The idea seemed for the moment a perfectly brilliant one, a haven of refuge, a complete solution for all the miseries of the past few weeks. It stood out before her as a splendid spirited programme, brimful of satisfaction, brimful, above all, of a delightful promise of vengeance. Murdough’s rage, Murdough’s scorn of poor Teige, Murdough’s fury at herself, Murdough’s attempts to change her resolution, her own air of jaunty indifference—a sort of parody of his former ones—surely, surely it should be done, and done, too, the very next day!
She got up and moved about the platform with a sense of having regained her old liberty, with a sense of being once more Grania O’Malley, the cleverest, strongest, richest girl on the whole island. She was about to return to the cabin when—suddenly, like a thunderbolt—the reaction came. She stopped short with a feeling of absolute terror, a feeling of having taken some irrevocable step, a feeling of sheer panic. ‘Oh, no, no, no, no, no!’ she cried aloud. ‘Oh, no, no, no, my God! Sure you know I didn’t mean it. You know right well I didn’t. ’Twas only mad I was! just mad, out and out, no other!’—— Mean it? Better be ill used by Murdough; beaten by Murdough; toil, drudge, be killed by Murdough; better have her heart broken; better have to give up the farm, and be ruined by Murdough, than live prosperously and comfortably with anyone else! The thought of the cabin seen a few weeks before at Cashla rushed back suddenly upon her mind, but now with none of that previous sense of disgust, none of that horror of revolt and loathing which had filled her then. Even in this extremity, even so, dead drunk in a corner, Murdough was still Murdough—the first; the only one. Idle? yes; tipsy? yes; cold, unkind, indifferent even? yes, yes, yes, still he was Murdough, her Murdough, always the same Murdough, and what did anything else matter?
The love that had come down from the very beginning of things, the love that had never known a break, the love that was a part of herself, a part of everything she saw and touched, of everything she could imagine, the tenderness that had curled itself subtly into every fibre of her body, was not to be dislodged in so summary a fashion. It clung tenaciously; clung only the harder because it ought to be dislodged, because she herself wished to dislodge it. A sudden wave of desperate love, of tender, reckless passion, swept through her, and she stretched out her arms.

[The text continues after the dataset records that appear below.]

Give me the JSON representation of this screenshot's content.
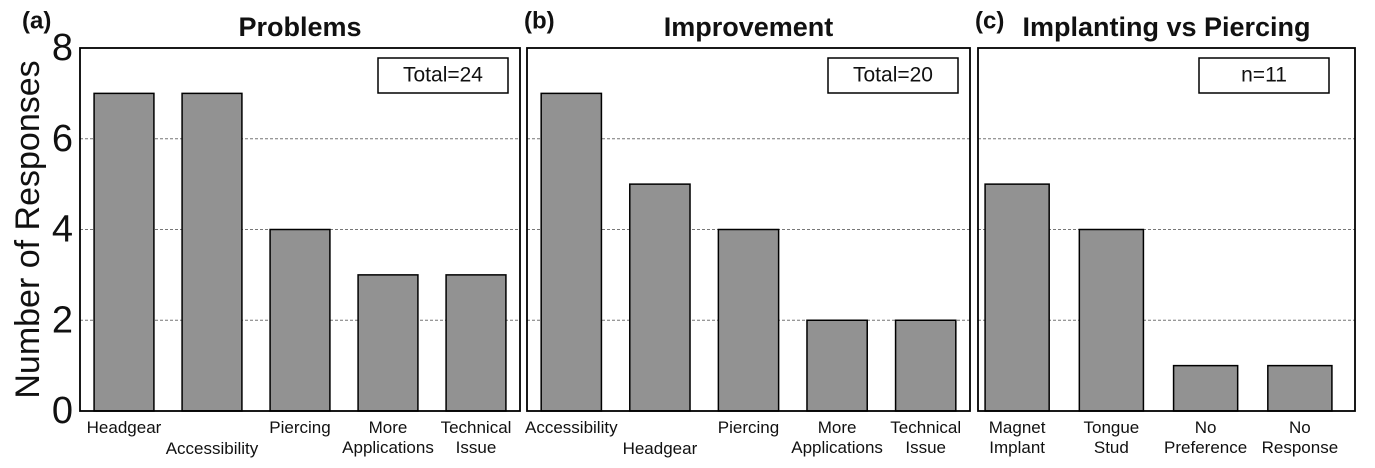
{
  "chart_data": [
    {
      "type": "bar",
      "panel_label": "(a)",
      "title": "Problems",
      "annotation": "Total=24",
      "ylabel": "Number of Responses",
      "categories": [
        "Headgear",
        "Accessibility",
        "Piercing",
        "More Applications",
        "Technical Issue"
      ],
      "values": [
        7,
        7,
        4,
        3,
        3
      ],
      "color": "#929292",
      "ylim": [
        0,
        8
      ],
      "yticks": [
        0,
        2,
        4,
        6,
        8
      ],
      "grid": true
    },
    {
      "type": "bar",
      "panel_label": "(b)",
      "title": "Improvement",
      "annotation": "Total=20",
      "categories": [
        "Accessibility",
        "Headgear",
        "Piercing",
        "More Applications",
        "Technical Issue"
      ],
      "values": [
        7,
        5,
        4,
        2,
        2
      ],
      "color": "#929292",
      "ylim": [
        0,
        8
      ],
      "yticks": [
        0,
        2,
        4,
        6,
        8
      ],
      "grid": true
    },
    {
      "type": "bar",
      "panel_label": "(c)",
      "title": "Implanting vs Piercing",
      "annotation": "n=11",
      "categories": [
        "Magnet Implant",
        "Tongue Stud",
        "No Preference",
        "No Response"
      ],
      "values": [
        5,
        4,
        1,
        1
      ],
      "color": "#929292",
      "ylim": [
        0,
        8
      ],
      "yticks": [
        0,
        2,
        4,
        6,
        8
      ],
      "grid": true
    }
  ]
}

‘Auch, Murdough, Murdougheen,’ she murmured tenderly. ‘Where are you, Murdough? where are you then, at all, at all, this dark night? Arrah, come to your poor Grania! Where are you, dear? where are you?’
She ran back to the edge of the platform, and flinging her arms again about the boulder, pressed her cheek against its gritty irresponsive surface. It was like a reconciliation! There had been a quarrel, and now there was no quarrel; none! She and Murdough; she and Murdough; always, always, always she and Murdough. The warm dark night about her, the scarcely audible note of the sea upon the rocks below, the stars blinking sleepily overhead; they all seemed to be so many witnesses and assurances of that reconciliation.
CHAPTER X
Yet she did not after this seek him out, or try to make their relations closer in any way. On the contrary, it was a few days later that the first serious quarrel of their lives occurred. Murdough had not been near her for over a fortnight. She did not even know where he was, for he had got into the habit of being continually away on the mainland, no one knew where or for what. Late one afternoon, however, he came and beckoned mysteriously to her to come out on the platform and speak to him. He was evidently—for the moment, at all events—as sober as a judge.
She went. There was a worn, dragged look about her face, due partly to watching, partly to anger, partly to the cross-fire at war within her. She was longing to quarrel fiercely with him; to have it all out; to rage and storm at him; to startle him, if she could, with her anger; and then—and then—to tell him that she loved him better than all the world besides; that she would do anything he liked; that she did not care how he behaved, not even how often he got drunk, if only he would not leave her always alone, if only he would care for her a little, a very little, more. The recollection of that evening in the boat still clung and clung to her very heart-strings. The sun was setting as she came out upon the platform; a warm wind swept round the rocks; the little tansies and saxifrages were all bathed in the dusky yellowish light.
Murdough had something important to say, however, and, therefore, wasted no time in useless and quite unaccustomed preliminaries.
‘Then I would not have called you out, Grania, for I know you do not like to be called, and that is why I have kept away so much, so it is,’ he said, with his customary air of ingenuousness. ‘But to-day it is in a little bit of difficulty I am again, a little bit of trouble and difficulty, so it is to you I have come.’